指针数组 array 字符串 string pointer

编程之道

发布日期: 2022-10-07

文章字数: 2.6k

阅读时长: 11 分

阅读次数:

💡 本篇的内容来自C++ Primer中的3.5节

Define & Initialize

声明

数组像指针和引用一样是复杂类型，数组的形式a[d],

其中 a为name；
d为dimension，必须大于0。

The number of elements in an array is part of the array’s type.

因此，dimension必须在编译时已知，因此它必须是一个constant。
```
unsigned cnt = 42; // not a constant expression 
constexpr unsigned sz = 42; // constant expression
```
📌 但是，这种问题在g++和clang++编译时可能不会报错，这是因为这些编译器提供了扩展，将这种写法视为正确，但是建议禁止这些特性，因为会导致无法在别的compiler中成功运行，在g++和clang++对应的选项是-pedantic-errors。

初始化

隐式

数组的初始化与数据元素的类型（内置类型、复合类型）、变量作用域（全局变量、局部变量）有关。

string类型数组全部初始化为空串，无论全局还是局部；
int类型在全局则全部初始化为0，在函数内部则undefined，如果尝试拷贝或者输出这些变量，会有奇怪的事情发生；

因此，千万要显示初始化，不要留有悬疑空间。

显式

将初始化元素全部列出，此时可以忽略dimension；
- compiler会自动推导；
```
int a2[] = {0, 1, 2};
```

如果给定dimension，初始化元素不能超过它；

int a5[2] = {0,1,2}; // error: too many initializers

如果初始化元素数量小于dimension，使用默认初始化；

int a3[5] = {0, 1, 2}; // equivalent to a3[] = {0, 1, 2, 0, 0} 
string a4[3] = {"hi", "bye"}; // same as a4[] = {"hi", "bye", ""}

Access

通过对数组遍历可以访问其中的元素，在C++中遍历数组，除了经典的for循环和while循环外，在C++11中还可以使用类似Java中for…each循环。
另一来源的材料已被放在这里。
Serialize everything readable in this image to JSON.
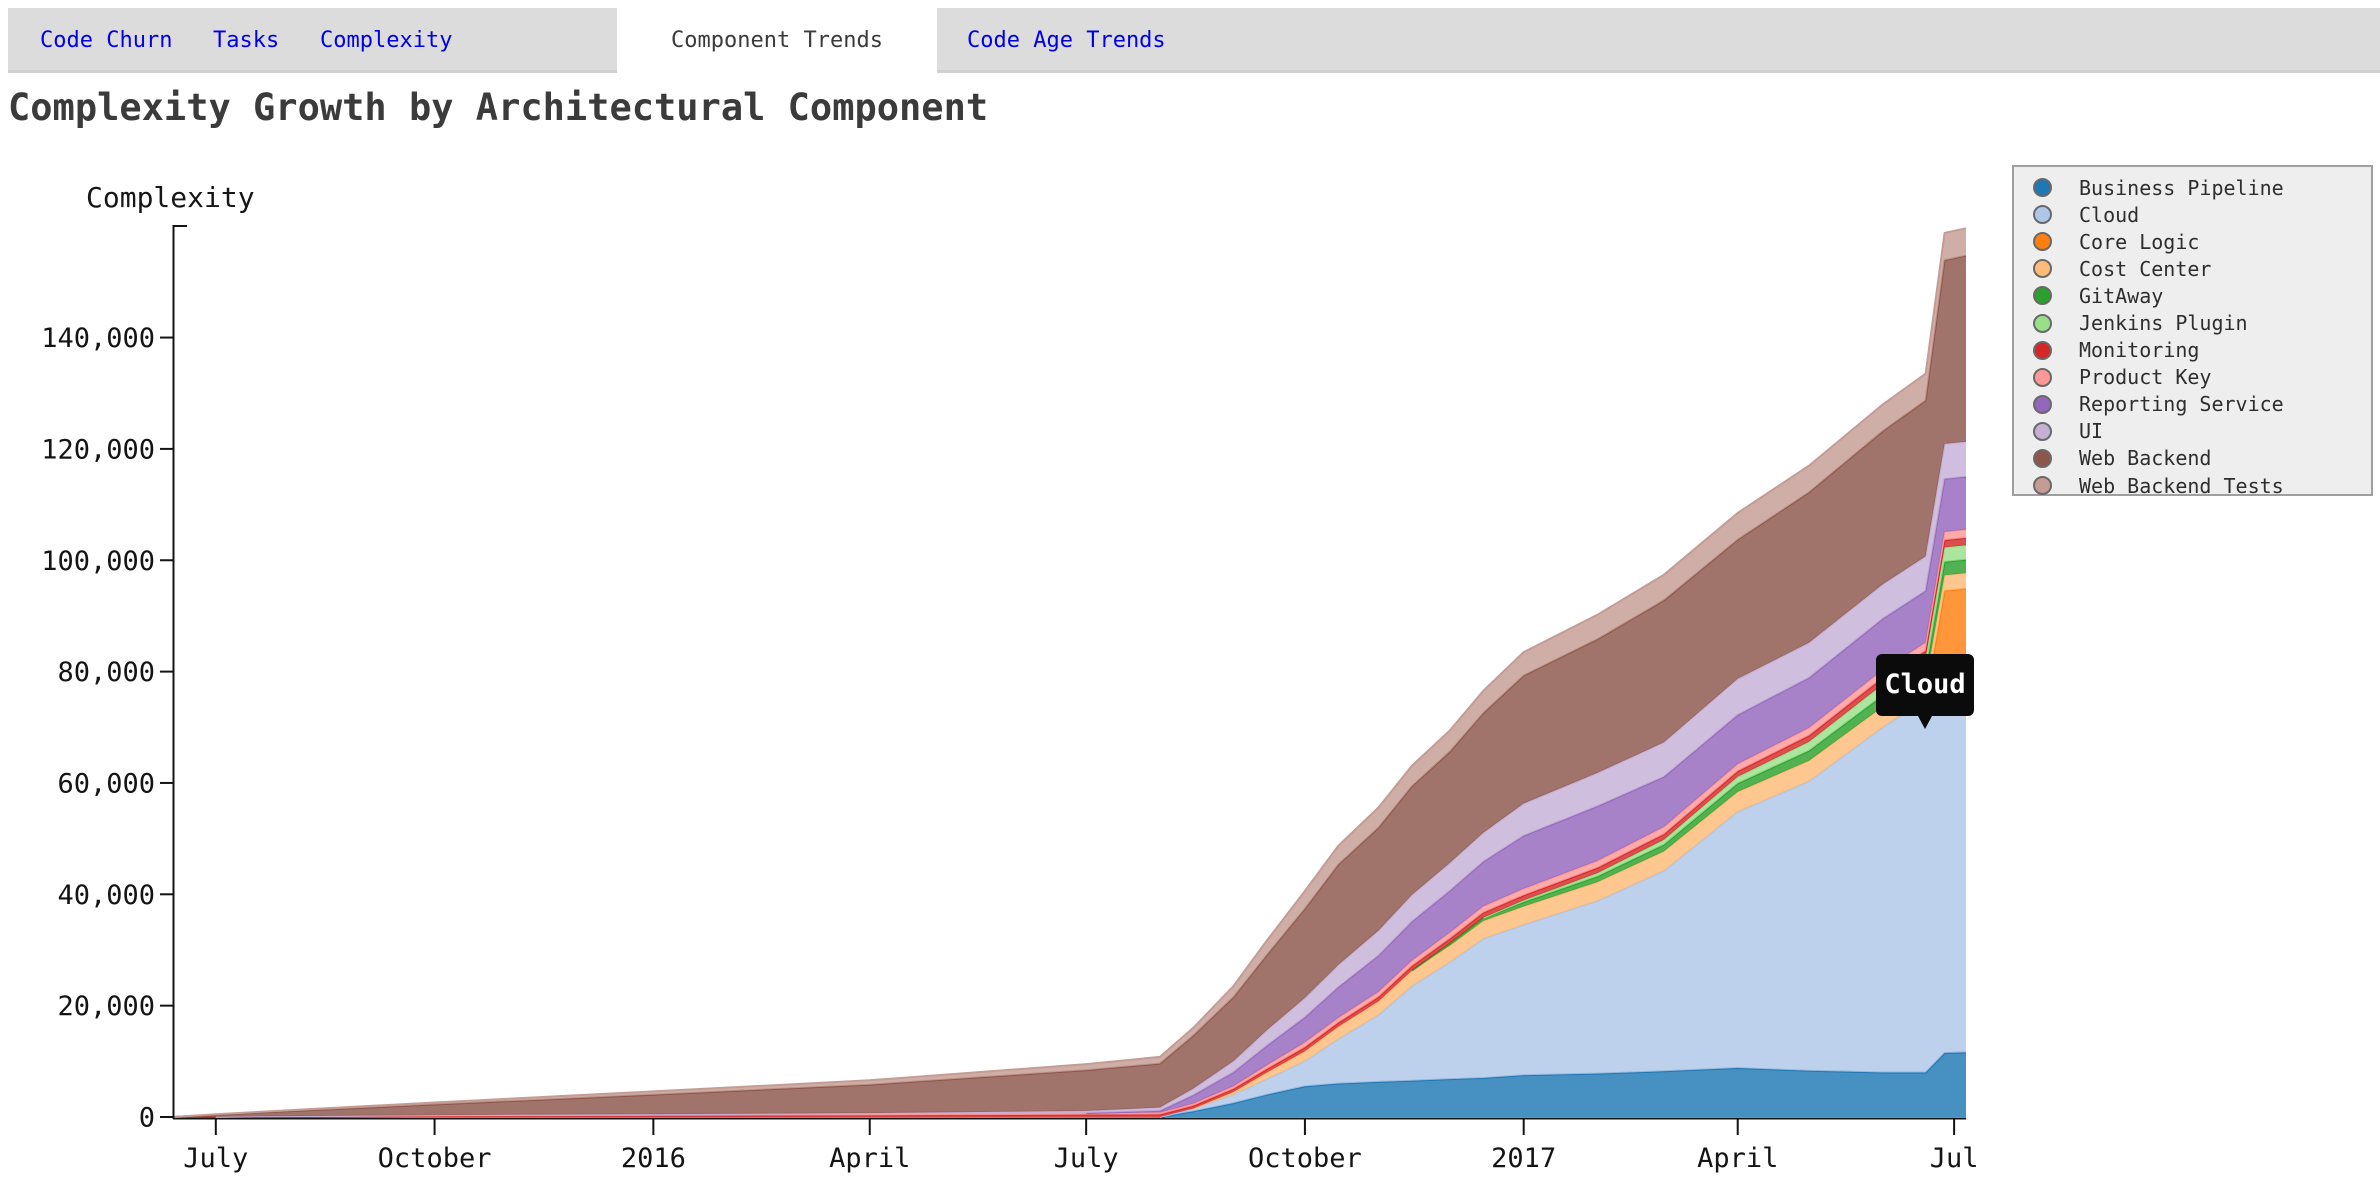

int a[5] = {1, 2, 3, 4, 5};
for(auto ai: a){
    cout << ai << endl;
}

在数组的访问中，当出现数组越界等问题时，会出现buffer overflow等bug，而且这些bug在编译时往往难以检查出来，只能在运行时出现异常。

Array vs Vector

	array	vector
存放数据类型	必须是相同类型	必须是相同类型
访问存放元素	无名字，必须通过位置访问	无名字，必须通过位置访问
容量	固定，不能扩展，性能较好	不固定，能扩展，但是损害性能
数组维度获取	无size函数：(1)对于字符数组，可以用`strlen`；(2)其他数组，只能用`sizeof(array)/sizeof(array[0])`计算长度；(3)`end(array) - begin(array)`(c++11)	有size函数
下标类型	可以为负值，涉及指针的算数运算，即便为负值，也需要指向原始数组中的元素。	必须为非负值

两者之间的转换：

int int_arr[] = {0, 1, 2, 3, 4, 5}; 
// ivec has six elements; each is a copy of the corresponding element in int_arr 
vector<int> ivec(begin(int_arr), end(int_arr));
// subset
vector<int> subVec(int_arr + 1, int_arr + 4);

Array & Pointer

arrays hold objects, 因此可以存储pointers，但是references不是objects, 因此不能存储references。

基本使用

数组中的元素均为objects（因此有地址，对比reference不是objects, 因此没有地址）, 因此可以将这些元素的地址赋值给指针；
```
string nums[] = {"one", "two", "three"}; 
string *p = &nums[0]; // p points to the ﬁrst element in nums
```

存储指针的数组

int *parr[sz]; // array of 42 pointers to int
// -----
// parr[sz] stores pointers to int.

这里容易混乱.

By default, type modiﬁors bind right to left.

特殊性质

特殊性质：多数情况下，编译器将数组名称视为第一个元素的指针；
```
string *p2 = nums; //equivalent to p2 = &nums[0]
```

数组的操作经常可以认为是指针的操作；

when we use an array as an initializer for a variable deﬁned using auto, the deduced type is a pointer, not an array.

int ia[] = {0,1,2,3,4,5,6,7,8,9}; // ia is an array of ten ints 
auto ia2(ia); // ia2 is an int * that points to the ﬁrst element in ia 
ia2 = 42; // error: ia2 is a pointer, and we can’t assign an int to a pointer

when we use decltype. The type returned by decltype(ia) is array of ten ints.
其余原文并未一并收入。